Rinnovai il repertorio grazie al millenote (che credo sia una pubblicazione clandestina, oltre che fatta un po' con le chiappe, che abbiamo avuto tutti).



rocco rosignoli millenote
Il mio vissutissimo Millenote


Quel millenote è stato il mio libro sacro per un sacco di tempo; assieme a un altro librone di spartiti di Guccini, un po' più accurato di quello su cui avevo imparato i primi pezzi. In quel periodo della mia vita, oltre a suonare quasi esclusivamente Guccini, ascoltavo quasi esclusivamente i suoi dischi (anzi, le sue musicassette). E forse questo, più che l'accento e le altre questioni, spiega come mai io lo ricordi tanto a chi mi sente: è un autore che ho dentro, fin nel profondo. È stato il primo che ho ascoltato in maniera sistematica, dalle sue origini fino ai dischi a me contemporanei. Più tardi spesi paghette su paghette per comprarmi tutti i cd originali (che tra l'altro erano stampati un po' con le chiappe pure quelli, coi libretti che avevan le pagine in sequenza casuale, refusi a go-go, testi tagliati a metà... grazie EMI).

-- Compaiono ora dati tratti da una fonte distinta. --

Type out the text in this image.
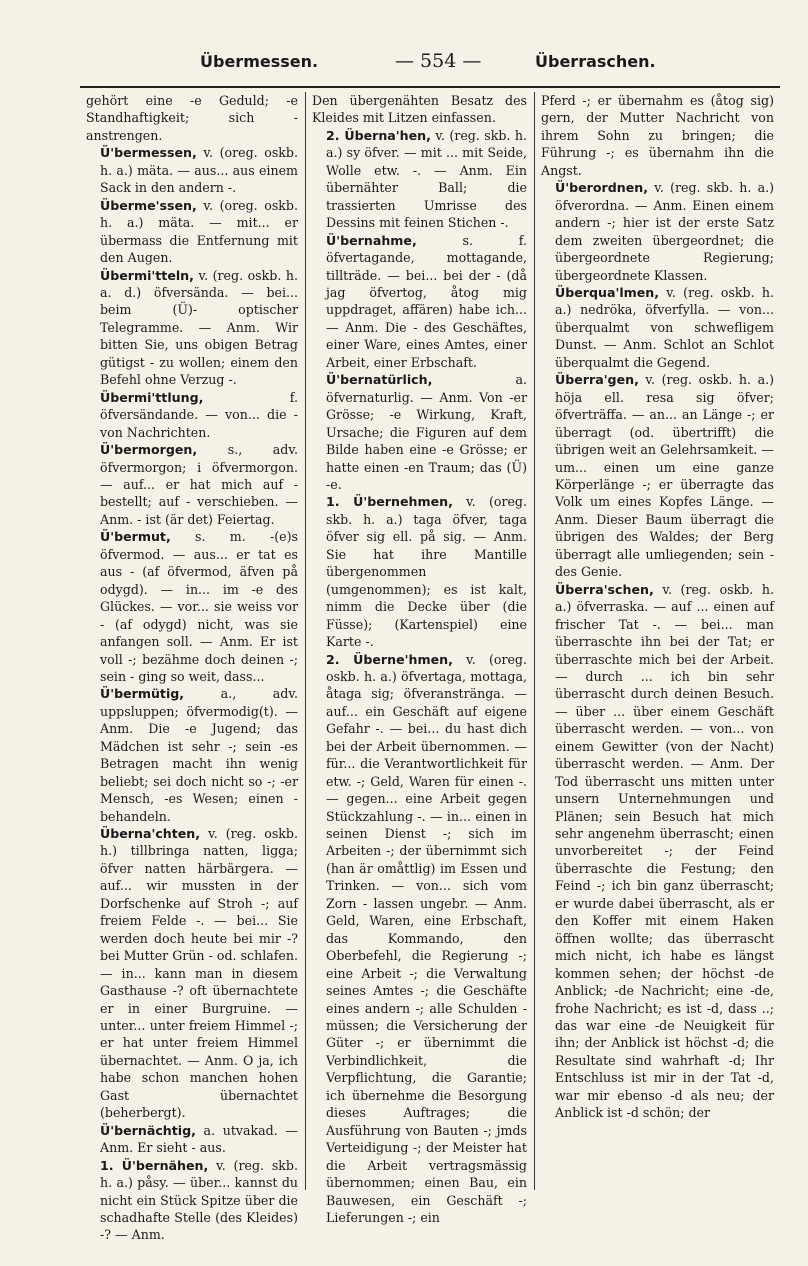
Übermessen.	— 554 —	Überraschen.

gehört eine -e Geduld; -e Standhaftigkeit; sich - anstrengen.

Ü'bermessen, v. (oreg. oskb. h. a.) mäta. — aus... aus einem Sack in den andern -.

Überme'ssen, v. (oreg. oskb. h. a.) mäta. — mit... er übermass die Entfernung mit den Augen.

Übermi'tteln, v. (reg. oskb. h. a. d.) öfversända. — bei... beim (Ü)- optischer Telegramme. — Anm. Wir bitten Sie, uns obigen Betrag gütigst - zu wollen; einem den Befehl ohne Verzug -.

Übermi'ttlung, f. öfversändande. — von... die - von Nachrichten.

Ü'bermorgen, s., adv. öfvermorgon; i öfvermorgon. — auf... er hat mich auf - bestellt; auf - verschieben. — Anm. - ist (är det) Feiertag.

Ü'bermut, s. m. -(e)s öfvermod. — aus... er tat es aus - (af öfvermod, äfven på odygd). — in... im -e des Glückes. — vor... sie weiss vor - (af odygd) nicht, was sie anfangen soll. — Anm. Er ist voll -; bezähme doch deinen -; sein - ging so weit, dass...

Ü'bermütig, a., adv. uppsluppen; öfvermodig(t). — Anm. Die -e Jugend; das Mädchen ist sehr -; sein -es Betragen macht ihn wenig beliebt; sei doch nicht so -; -er Mensch, -es Wesen; einen - behandeln.

Überna'chten, v. (reg. oskb. h.) tillbringa natten, ligga; öfver natten härbärgera. — auf... wir mussten in der Dorfschenke auf Stroh -; auf freiem Felde -. — bei... Sie werden doch heute bei mir -? bei Mutter Grün - od. schlafen. — in... kann man in diesem Gasthause -? oft übernachtete er in einer Burgruine. — unter... unter freiem Himmel -; er hat unter freiem Himmel übernachtet. — Anm. O ja, ich habe schon manchen hohen Gast übernachtet (beherbergt).

Ü'bernächtig, a. utvakad. — Anm. Er sieht - aus.

1. Ü'bernähen, v. (reg. skb. h. a.) påsy. — über... kannst du nicht ein Stück Spitze über die schadhafte Stelle (des Kleides) -? — Anm.

Den übergenähten Besatz des Kleides mit Litzen einfassen.

2. Überna'hen, v. (reg. skb. h. a.) sy öfver. — mit ... mit Seide, Wolle etw. -. — Anm. Ein übernähter Ball; die trassierten Umrisse des Dessins mit feinen Stichen -.

Ü'bernahme, s. f. öfvertagande, mottagande, tillträde. — bei... bei der - (då jag öfvertog, åtog mig uppdraget, affären) habe ich... — Anm. Die - des Geschäftes, einer Ware, eines Amtes, einer Arbeit, einer Erbschaft.

Ü'bernatürlich, a. öfvernaturlig. — Anm. Von -er Grösse; -e Wirkung, Kraft, Ursache; die Figuren auf dem Bilde haben eine -e Grösse; er hatte einen -en Traum; das (Ü) -e.

1. Ü'bernehmen, v. (oreg. skb. h. a.) taga öfver, taga öfver sig ell. på sig. — Anm. Sie hat ihre Mantille übergenommen (umgenommen); es ist kalt, nimm die Decke über (die Füsse); (Kartenspiel) eine Karte -.

2. Überne'hmen, v. (oreg. oskb. h. a.) öfvertaga, mottaga, åtaga sig; öfveranstränga. — auf... ein Geschäft auf eigene Gefahr -. — bei... du hast dich bei der Arbeit übernommen. — für... die Verantwortlichkeit für etw. -; Geld, Waren für einen -. — gegen... eine Arbeit gegen Stückzahlung -. — in... einen in seinen Dienst -; sich im Arbeiten -; der übernimmt sich (han är omåttlig) im Essen und Trinken. — von... sich vom Zorn - lassen ungebr. — Anm. Geld, Waren, eine Erbschaft, das Kommando, den Oberbefehl, die Regierung -; eine Arbeit -; die Verwaltung seines Amtes -; die Geschäfte eines andern -; alle Schulden - müssen; die Versicherung der Güter -; er übernimmt die Verbindlichkeit, die Verpflichtung, die Garantie; ich übernehme die Besorgung dieses Auftrages; die Ausführung von Bauten -; jmds Verteidigung -; der Meister hat die Arbeit vertragsmässig übernommen; einen Bau, ein Bauwesen, ein Geschäft -; Lieferungen -; ein

Pferd -; er übernahm es (åtog sig) gern, der Mutter Nachricht von ihrem Sohn zu bringen; die Führung -; es übernahm ihn die Angst.

Ü'berordnen, v. (reg. skb. h. a.) öfverordna. — Anm. Einen einem andern -; hier ist der erste Satz dem zweiten übergeordnet; die übergeordnete Regierung; übergeordnete Klassen.

Überqua'lmen, v. (reg. oskb. h. a.) nedröka, öfverfylla. — von... überqualmt von schwefligem Dunst. — Anm. Schlot an Schlot überqualmt die Gegend.

Überra'gen, v. (reg. oskb. h. a.) höja ell. resa sig öfver; öfverträffa. — an... an Länge -; er überragt (od. übertrifft) die übrigen weit an Gelehrsamkeit. — um... einen um eine ganze Körperlänge -; er überragte das Volk um eines Kopfes Länge. — Anm. Dieser Baum überragt die übrigen des Waldes; der Berg überragt alle umliegenden; sein -des Genie.

Überra'schen, v. (reg. oskb. h. a.) öfverraska. — auf ... einen auf frischer Tat -. — bei... man überraschte ihn bei der Tat; er überraschte mich bei der Arbeit. — durch ... ich bin sehr überrascht durch deinen Besuch. — über ... über einem Geschäft überrascht werden. — von... von einem Gewitter (von der Nacht) überrascht werden. — Anm. Der Tod überrascht uns mitten unter unsern Unternehmungen und Plänen; sein Besuch hat mich sehr angenehm überrascht; einen unvorbereitet -; der Feind überraschte die Festung; den Feind -; ich bin ganz überrascht; er wurde dabei überrascht, als er den Koffer mit einem Haken öffnen wollte; das überrascht mich nicht, ich habe es längst kommen sehen; der höchst -de Anblick; -de Nachricht; eine -de, frohe Nachricht; es ist -d, dass ..; das war eine -de Neuigkeit für ihn; der Anblick ist höchst -d; die Resultate sind wahrhaft -d; Ihr Entschluss ist mir in der Tat -d, war mir ebenso -d als neu; der Anblick ist -d schön; der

Guccini è stato senz'altro il primo grande maestro da cui ho scelto di imparare. Che poi io ne sia stato in grado è tutto un altro discorso. Da qualche mese si sa che non canterà più. Ma a dirla con sincerità, la cosa mi lascia abbastanza indifferente. L'amore che porto alla sua opera non cambierà, e i suoi dischi sono ancora lì (non più in cassetta, non più in CD, ormai li ho tutti acquisiti su iTunes). Sarà che, come diceva Guccini stesso dall'alto della sua saggezza:

    La canzone è il fatto di un momento, che serve per altri momenti.

Il momento per il quale sono servite a me le sue canzoni è stato intenso, cruciale, decisivo. E se mi piace ciò che sono oggi, il merito va anche a quelle canzoni, che per un adolescente un po' complessato avevano forse più peso delle sagge parole della mamma e dello zio.
Dice ancora Guccini delle canzoni:

    Non ci sono né trascendenze né messaggi; le canzoni sono cose semplici anche se si possono fare ugualmente con molta serietà come ancora spero e mi illudo di fare.

Ora che Guccini ha scelto di non cantare più, vorrei fare mie queste parole, questa speranza, questa illusione. Non per farmi suo erede (magari!), ma per seguire il suo esempio, quello di chi ha costruito un'estetica della canzone nell'arco di una carriera ultracinquantenaria, con intelligenza e saggezza. Senza perdere la semplicità. Spero, in Testuggini, di esserci riuscito.


francesco guccini

Domani, 14 giugno 2013, Francesco Guccini compie 73 anni. Gli faccio i miei auguri e, sperando che gli arrivi, gli mando il mio immenso "grazie".